KÜRECİK,ZİRVE,GEZİ,HRANT DİNK'İN KÜRSÜDE SES BULDU

Ağbaba; “Eğer o kürsü olmasaydı Pozantı Cezaevinde tecavüz çığlıkları o cezaevinden çıkamazdı. O kürsü sayesinde Karaman'daki iğrenç tecavüz olayları ortaya çıktı. O kürsü sayesinde tecavüzcülerin sesi kısıldı, mağdurların sesi yükseldi. O kürsü sayesinde elinde bir madenci baretiyle Özgür Özel'in haykırışıyla Soma'nın sesleri duyuldu. O kürsü sayesinde Kayısı üreticilerinin sesi Türkiye'de duyuldu.Bu İç Tüzük değişikliğiyle aslında sesi kısılmak istenen sadece vekiller değil, sesi kısılan tecavüze uğrayanlar, sesi kısılanlar mağdurlar, sesi kısılanlar kayısı üreticileri, sesi kısılanlar Erzurum'da suda boğulanlar, Elbistan'da Maraş'ta göçükte unutulanlar, İstanbul'un göbeğinde çadırda yananlardır. O kürsü sayesinde Kürecik füze kalkanı, Hrant Dink cinayetinin asıl suçluları, Zirve Yayınevindeki skandallar, cezaevindeki hasta mahpuslar, kalemi kırılan gazeteciler, Gezi direnişinde yaşananlar, şeker fabrikaları özelleştirmesinin ardındaki gerçekleri öğrendi milletimiz”ifadelerini kullandı.

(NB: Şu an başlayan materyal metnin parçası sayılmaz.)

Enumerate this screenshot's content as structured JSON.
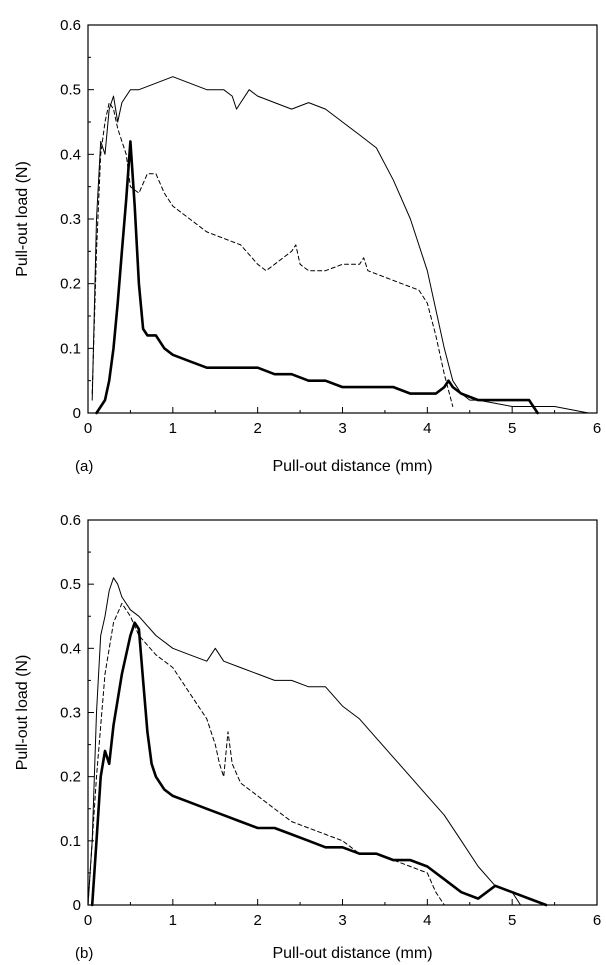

ALİ İSMAİL'İN BABASI OĞLUNU OKŞARKEN GÜNDEME GELDİ

“Şimdiye kadar Meclis kürsüsünde milletvekilleri konuşmasının daha çarpıcı olabilmesi için, dertlerini daha rahat anlatabilmek için bazen posterleri, bazen ilgili malzemeleri kullandılar” diyen Ağbaba, “ Bu kürsüde gösterilen resimlerden hanginiz rahatsızlık duyarsınız ki? Şimdi FETÖ dediğiniz Hoca Efendi'nin dizinin dibinden ayrılmazken ki resimler aslında sizi rahatsız ediyor. Kendimden örnek vereyim: Mecliste daha çarpıcı olmak için çok fotoğraf kullandım. Örneğin Malatya'da açlıkla karşı karşıya kalan çiftçilerin yanan çağlalarını Meclisin kürsüsünden göstererek gündeme getirebildik. Geçtiğimiz yıl bütçe görüşmesinde, bir yıl da terör nedeniyle yetim kalan şehit yavrularının dramını başka türlü, resimsiz anlatamazdık. O şehit yavrularının kocaman resimlerini kürsüye getirerek anlattık .Bazen cezaevinde çizimine izin verilmeyen Deniz Gezmiş resmi, bazen bir şiddet sonucu katledilen Ali İsmail Korkmaz'ın babası Şah Korkmaz'ın yaşadığı acıyı sözle değil, oğlunu okşayan fotoğrafıyla gündeme getirdik.”dedi.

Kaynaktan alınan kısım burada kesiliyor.